Seine Wegversetzung sei auch nicht mit einem “Unterbringungsbedürfnis” nach Nr. 205 Buchst. d ZDv A-1420/37 zu rechtfertigen. Die Versetzung sei nicht erforderlich. Seine Verwendung auf dem neuen Dienstposten sei weder dotierungs- noch eignungsgerecht oder förderlich. Er erfülle die Voraussetzungen für eine Förderung in die Ebene A 16, die auf dem neuen Dienstposten aber erschwert werde. Diesem seien entgegen Nr. 501 bis Nr. 504 ZDv A-1300/35 weder ein Kompetenzbereich noch dotierungsgerechte Aufgaben, die eine Förderung nach Nr. 317 und Fußnote 12 ZE B-1340/78 möglich machen würden, zugeordnet. Er werde tatsächlich nicht auf dem Dienstposten, vielmehr unverändert nicht dienstpostengerecht im Leitungsstab … eingesetzt. Die Organisationsänderung sei in diesem Verfahren inzident zu prüfen. Zum Beweis der Rechtswidrigkeit der Organisationsänderung beruft sich der Antragsteller insbesondere auf das Zeugnis des Ausbildungsbeauftragten Oberstleutnant A.
18
Der Antragsteller beantragt,
die Versetzungsverfügung vom 10. Juni 2020 in Gestalt der Versetzungsverfügung vom 14. September 2020 wiederum in Gestalt der 3. Korrektur vom 21. Oktober in Gestalt des Beschwerdebescheids vom 14. Oktober 2020 aufzuheben.
19
Das Bundesministerium der Verteidigung beantragt,
den Antrag zurückzuweisen.
20
Das Anfechtungsbegehren sei statthaft.
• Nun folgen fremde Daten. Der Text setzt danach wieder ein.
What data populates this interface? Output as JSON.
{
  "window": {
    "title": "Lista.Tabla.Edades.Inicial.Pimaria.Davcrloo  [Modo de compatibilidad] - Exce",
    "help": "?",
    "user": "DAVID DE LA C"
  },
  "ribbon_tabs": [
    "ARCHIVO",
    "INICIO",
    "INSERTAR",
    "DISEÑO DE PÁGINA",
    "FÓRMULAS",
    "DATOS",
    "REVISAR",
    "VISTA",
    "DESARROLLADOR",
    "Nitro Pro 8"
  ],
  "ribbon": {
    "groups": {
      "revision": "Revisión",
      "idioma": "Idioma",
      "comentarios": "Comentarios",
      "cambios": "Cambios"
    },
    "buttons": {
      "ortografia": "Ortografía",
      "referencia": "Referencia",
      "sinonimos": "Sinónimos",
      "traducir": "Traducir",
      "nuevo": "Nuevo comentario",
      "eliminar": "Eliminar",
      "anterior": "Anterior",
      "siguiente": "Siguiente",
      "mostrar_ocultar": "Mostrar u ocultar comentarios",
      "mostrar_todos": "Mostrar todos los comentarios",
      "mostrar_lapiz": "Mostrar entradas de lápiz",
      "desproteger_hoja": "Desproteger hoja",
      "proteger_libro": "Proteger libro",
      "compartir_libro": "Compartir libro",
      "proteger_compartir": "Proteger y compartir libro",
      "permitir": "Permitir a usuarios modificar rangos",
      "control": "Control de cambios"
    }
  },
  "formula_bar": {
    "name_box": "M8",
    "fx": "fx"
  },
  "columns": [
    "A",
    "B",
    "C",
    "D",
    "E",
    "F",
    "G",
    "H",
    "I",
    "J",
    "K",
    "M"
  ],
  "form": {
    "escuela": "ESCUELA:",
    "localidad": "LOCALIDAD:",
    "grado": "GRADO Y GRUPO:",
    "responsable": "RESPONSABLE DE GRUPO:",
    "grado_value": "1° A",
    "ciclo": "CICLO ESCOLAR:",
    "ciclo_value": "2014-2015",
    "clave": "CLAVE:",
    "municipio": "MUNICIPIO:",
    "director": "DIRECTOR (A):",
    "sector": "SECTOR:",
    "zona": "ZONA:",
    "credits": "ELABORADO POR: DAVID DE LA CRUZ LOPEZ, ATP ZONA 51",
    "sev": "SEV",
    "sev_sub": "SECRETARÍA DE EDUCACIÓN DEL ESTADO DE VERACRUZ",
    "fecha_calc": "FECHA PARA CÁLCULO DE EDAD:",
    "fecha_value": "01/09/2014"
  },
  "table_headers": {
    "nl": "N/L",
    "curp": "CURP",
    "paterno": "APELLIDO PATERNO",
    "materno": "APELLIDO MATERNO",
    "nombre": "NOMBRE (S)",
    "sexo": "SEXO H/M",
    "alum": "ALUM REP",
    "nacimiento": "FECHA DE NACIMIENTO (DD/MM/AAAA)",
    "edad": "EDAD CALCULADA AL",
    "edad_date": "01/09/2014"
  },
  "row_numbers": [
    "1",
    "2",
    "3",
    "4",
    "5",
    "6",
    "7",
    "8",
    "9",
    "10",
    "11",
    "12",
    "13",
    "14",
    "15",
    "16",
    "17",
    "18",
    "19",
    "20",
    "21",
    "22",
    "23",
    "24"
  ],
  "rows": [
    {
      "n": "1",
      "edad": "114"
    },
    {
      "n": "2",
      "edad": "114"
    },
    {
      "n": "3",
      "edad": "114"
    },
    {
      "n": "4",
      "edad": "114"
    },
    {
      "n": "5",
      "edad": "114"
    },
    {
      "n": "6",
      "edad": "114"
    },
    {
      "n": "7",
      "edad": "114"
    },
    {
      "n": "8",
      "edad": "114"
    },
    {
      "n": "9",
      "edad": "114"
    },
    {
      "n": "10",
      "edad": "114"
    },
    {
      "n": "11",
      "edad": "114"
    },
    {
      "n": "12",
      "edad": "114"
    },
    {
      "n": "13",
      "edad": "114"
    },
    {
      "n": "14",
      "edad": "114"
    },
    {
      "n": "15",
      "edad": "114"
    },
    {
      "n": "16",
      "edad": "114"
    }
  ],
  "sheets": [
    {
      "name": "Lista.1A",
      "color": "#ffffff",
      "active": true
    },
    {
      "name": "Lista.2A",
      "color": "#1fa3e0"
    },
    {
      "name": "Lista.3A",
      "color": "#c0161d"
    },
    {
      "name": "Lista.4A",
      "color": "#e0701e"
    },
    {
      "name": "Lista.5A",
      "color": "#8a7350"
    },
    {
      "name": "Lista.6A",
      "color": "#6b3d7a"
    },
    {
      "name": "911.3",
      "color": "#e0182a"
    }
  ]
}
Eine Umstellung des Antrages auf die letzte Verfügung wäre als Anfechtung eines “stellvertretenden Commodums” zulässig. Das Rechtsschutzziel einer Verwendung des Antragstellers auf einem dotierungsgerechten, förderlichen Dienstposten könne mangels notwendiger Konkretisierung und Identität zwischen Beschwerde- und Antragsverfahren nicht zulässig verfolgt werden. Da der Antragsteller isolierte Beschwerden gegen die Änderung der Dienstposten eingelegt habe, könne das Bundesministerium der Verteidigung sein Vorbringen nicht inzident als Vorfrage der Versetzung prüfen. Insoweit sei der Verwaltungsrechtsweg eröffnet. Klage sei aber nicht erhoben. Die “weiteren Beschwerden” ersetzten diese nicht. Daher stünden die Inhalte der Dienstposten bestandskräftig fest. Für die Notwendigkeit der Änderungen komme es auf die Einschätzung des Dienstherrn, nicht auf die des Antragstellers an. Ein Eingreifen im Wege der Dienstaufsicht könne er nicht verlangen. Die Querversetzung sei rechtmäßig. Der Dienstposten eines Referatsleiters werde für einen anderen Soldaten benötigt. Der Antragsteller habe keinen Anspruch, auch weiterhin als Referatsleiter verwendet zu werden. Eine “Ämterstabilität” gebe es nur innerhalb der Besoldungsgruppe, nicht hinsichtlich der von ihm als höherwertig eingestuften Tätigkeit als Referatsleiter. Auf ein höheres Ansehen dieser Verwendung komme es nicht an. Der Antragsteller sei für seinen alten Dienstposten nicht mehr geeignet. Die formgerechte Anhörung des Personalrates sei nachgeholt worden. Er werde nicht in seinem Fortkommen beeinträchtigt. Angesichts seines nahen Dienstzeitendes sei sein Verwendungsaufbau abgeschlossen. Die neue Verwendung sei dotierungsgleich und zumutbar. Verwendungsvorschläge und Entwicklungsprognosen der Beurteilung seien für die Personalführung nicht bindend. Auf Unterstellungsverhältnisse und Beurteilungszuständigkeiten komme es nicht an.
21
Mit Beschluss vom 11. März 2021 – 1 WDS-VR 16.20, 1 WDS-VR 17.20 – ist der Antrag, die aufschiebende Wirkung des Antrages auf gerichtliche Entscheidung vom 16. November 2020 gegen die Versetzung des Antragstellers vom 10. Juni 2020 in der Fassung der 3. Korrektur vom 21. Oktober 2020 und den Widerspruchsbescheid vom 14. Oktober 2020 anzuordnen, abgelehnt worden.
22
Wegen der Einzelheiten des Sachverhalts wird auf den Inhalt der Akten Bezug genommen. Die Beschwerdeakte des Bundesministeriums der Verteidigung und die Personalgrundakte des Antragstellers haben dem Senat bei der Beratung vorgelegen.